In the world of manufacturing a great deal of time and money is spent to coordinate the most efficient workflows, to identify bottlenecks, and learn what processes can run concurrently and which processes act as blockers for other processes further down the line. This concept becomes important when we move to the world of code deployment. Yes we’re talking about Continuous Delivery and Continuous Integration (CI/CD). Once you understand what it takes to get code from a repository into a live running system you can begin to build your deployment pipeline. Several great tools exist for this including Jenkins, Atlassian Bamboo, Travis CI, and others. In the dark ages of tech developers would build out code on their local environments which almost never matched production, flung the code to Ops who in some cases used sketchy methods such as FTP or RDP file copy to get code on machines and the results were often chaotic and lots of blaming happened. In a well developed deployment strategy developers will work on code in feature branches, those branches will be merged using pull requests into environment branches which are then automatically run through unit testing and deployed by the CI/CD tool if they pass all required tests. Of course another key element is to make sure that dev, staging, and production environments are all configured on the same tech stacks and have consistency so that code behaves in the same way across the board. Configuration Management is also a great way to ensure the consistency between environments.

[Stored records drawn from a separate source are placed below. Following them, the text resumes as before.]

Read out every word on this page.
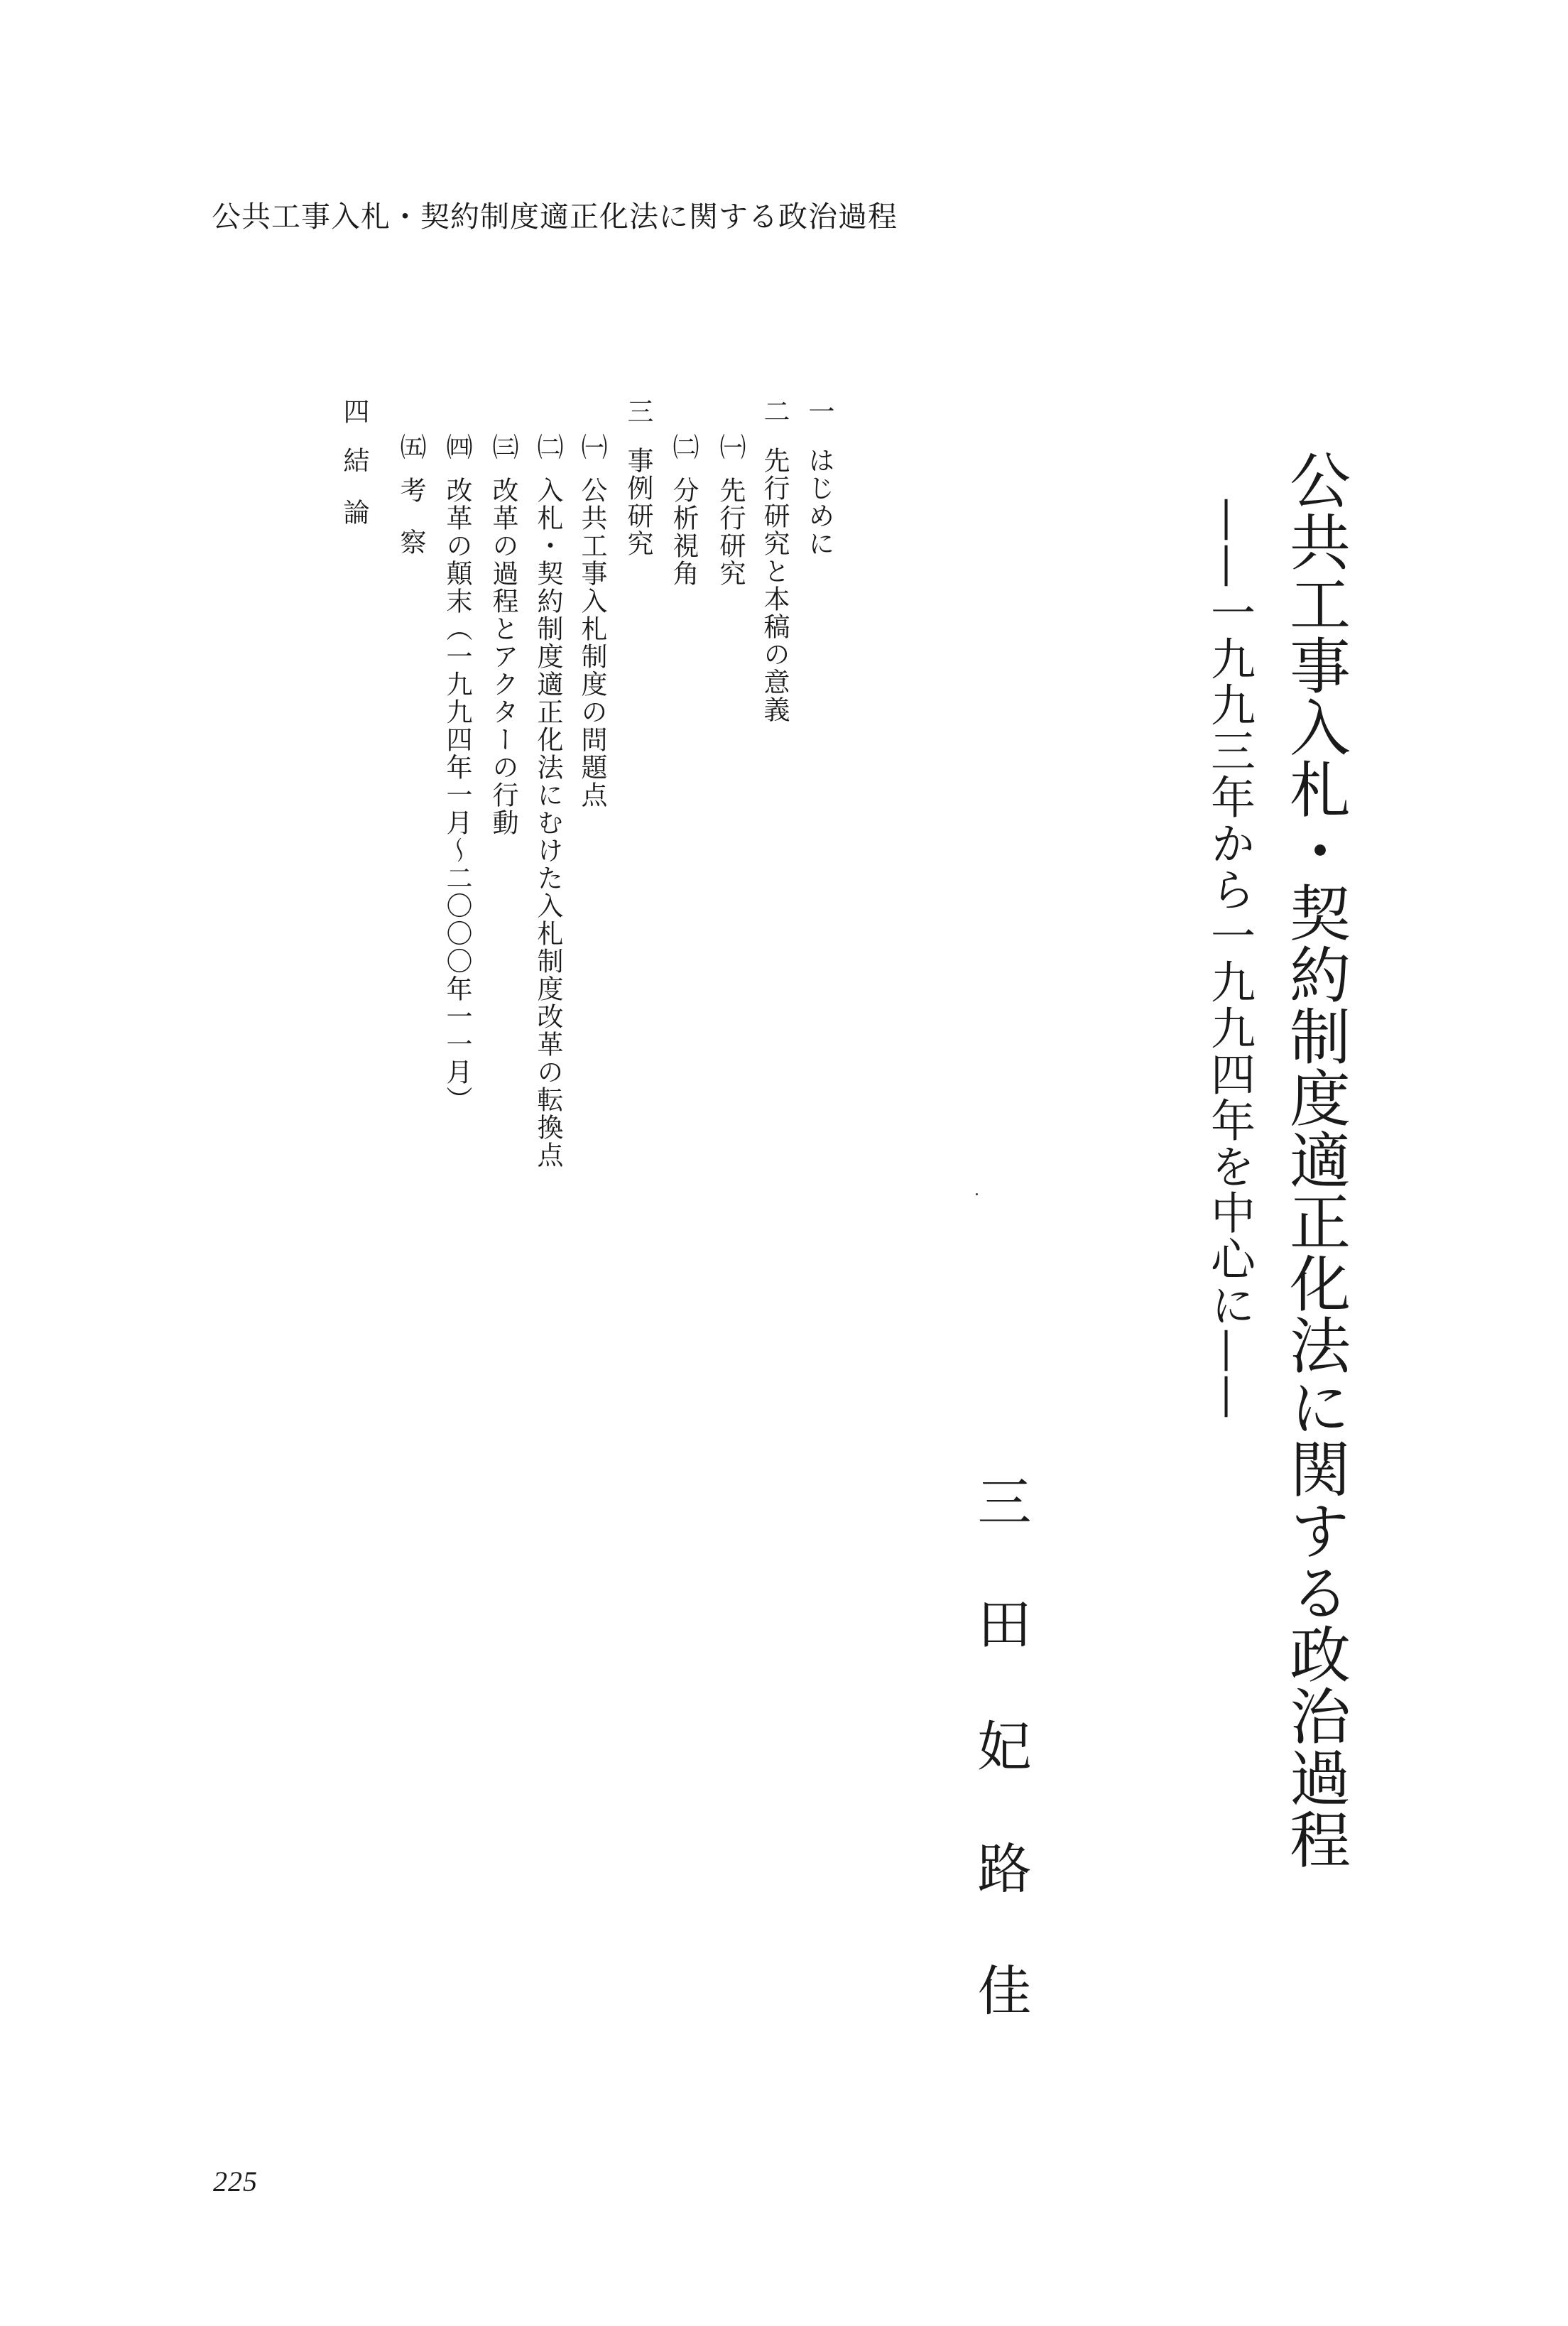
公共工事入札・契約制度適正化法に関する政治過程
公共工事入札・契約制度適正化法に関する政治過程
——一九九三年から一九九四年を中心に——
三田妃路佳
一はじめに
二先行研究と本稿の意義
㈠先行研究
㈡分析視角
三事例研究
㈠公共工事入札制度の問題点
㈡入札・契約制度適正化法にむけた入札制度改革の転換点
㈢改革の過程とアクターの行動
㈣改革の顛末（一九九四年一月〜二〇〇〇年一一月）
㈤考察
四結論
225
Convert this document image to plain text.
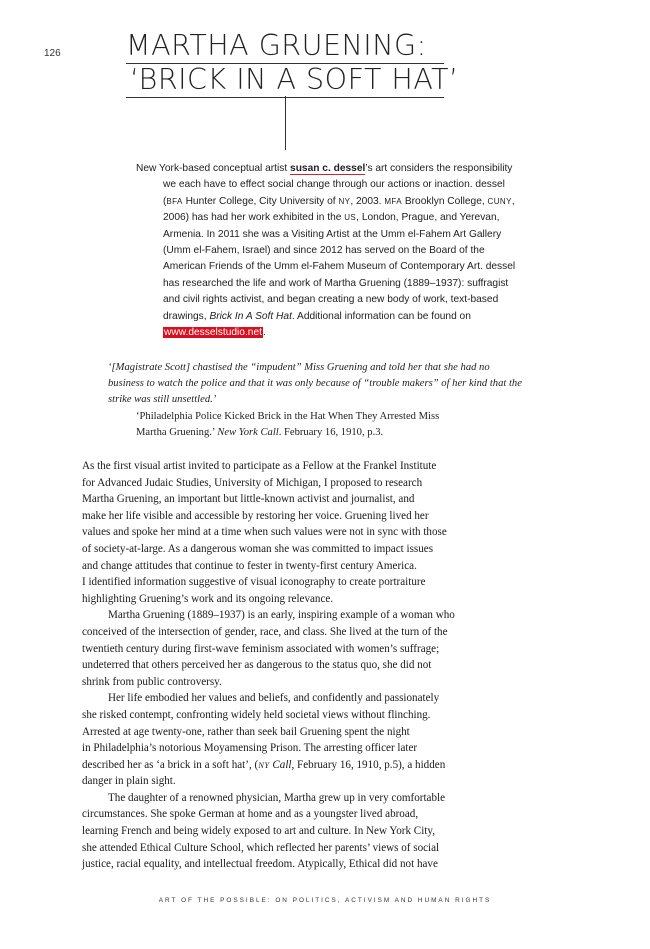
126 MARTHA GRUENING:
‘BRICK IN A SOFT HAT’

New York-based conceptual artist susan c. dessel’s art considers the responsibility we each have to effect social change through our actions or inaction. dessel (BFA Hunter College, City University of NY, 2003. MFA Brooklyn College, CUNY, 2006) has had her work exhibited in the US, London, Prague, and Yerevan, Armenia. In 2011 she was a Visiting Artist at the Umm el-Fahem Art Gallery (Umm el-Fahem, Israel) and since 2012 has served on the Board of the American Friends of the Umm el-Fahem Museum of Contemporary Art. dessel has researched the life and work of Martha Gruening (1889–1937): suffragist and civil rights activist, and began creating a new body of work, text-based drawings, Brick In A Soft Hat. Additional information can be found on www.desselstudio.net.

‘[Magistrate Scott] chastised the “impudent” Miss Gruening and told her that she had no business to watch the police and that it was only because of “trouble makers” of her kind that the strike was still unsettled.’

‘Philadelphia Police Kicked Brick in the Hat When They Arrested Miss
Martha Gruening.’ New York Call. February 16, 1910, p.3.

As the first visual artist invited to participate as a Fellow at the Frankel Institute
for Advanced Judaic Studies, University of Michigan, I proposed to research
Martha Gruening, an important but little-known activist and journalist, and
make her life visible and accessible by restoring her voice. Gruening lived her
values and spoke her mind at a time when such values were not in sync with those
of society-at-large. As a dangerous woman she was committed to impact issues
and change attitudes that continue to fester in twenty-first century America.
I identified information suggestive of visual iconography to create portraiture
highlighting Gruening’s work and its ongoing relevance.

Martha Gruening (1889–1937) is an early, inspiring example of a woman who
conceived of the intersection of gender, race, and class. She lived at the turn of the
twentieth century during first-wave feminism associated with women’s suffrage;
undeterred that others perceived her as dangerous to the status quo, she did not
shrink from public controversy.

Her life embodied her values and beliefs, and confidently and passionately
she risked contempt, confronting widely held societal views without flinching.
Arrested at age twenty-one, rather than seek bail Gruening spent the night
in Philadelphia’s notorious Moyamensing Prison. The arresting officer later
described her as ‘a brick in a soft hat’, (NY Call, February 16, 1910, p.5), a hidden
danger in plain sight.

The daughter of a renowned physician, Martha grew up in very comfortable
circumstances. She spoke German at home and as a youngster lived abroad,
learning French and being widely exposed to art and culture. In New York City,
she attended Ethical Culture School, which reflected her parents’ views of social
justice, racial equality, and intellectual freedom. Atypically, Ethical did not have

ART OF THE POSSIBLE: ON POLITICS, ACTIVISM AND HUMAN RIGHTS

One thing that is fundamental to lean manufacturing is the need for constant improvement, monitoring the system for efficiency, looking for ways to further automate and improve, creating tight feedback loops. When applied to tech this looks like dedicating time for R&D, constantly looking for new tools and new ideas to better streamline what you have built and ensure that you don’t grow complacent in the face of ever changing tech stacks and tools. This also looks like setting up deployment and configuration management logging, automating patch management, creating automated reports and alerts around this logging so that you know the moment there is a problem, when the problem begins, where the problem exists, and mobilize to resolve it. Additionally the tighter integration between dev teams and operations teams creates an atmosphere of mutual trust and collaboration and allows for tight feedback loops at earlier stages within the development process.

Wrapping up this post I can only hope that as IT becomes a fundamental part of every company, and the tech must be a core competency for modern companies to out maneuver competition, slash costs, improve quality while improving agility, and that more is done to teach these important concepts to MBA students, not only in the context of manufacturing but in the context of technology. We have entered an era where a company’s technical aptitude can make or break their success, every company is a tech company now, whether you are a retailer with complex ERP, inventory, and logistics systems, or a biopharmaceutical company crunching mass amounts of data into human usable scientific data the game has shifted dramatically in recent years. Happy automating all the things!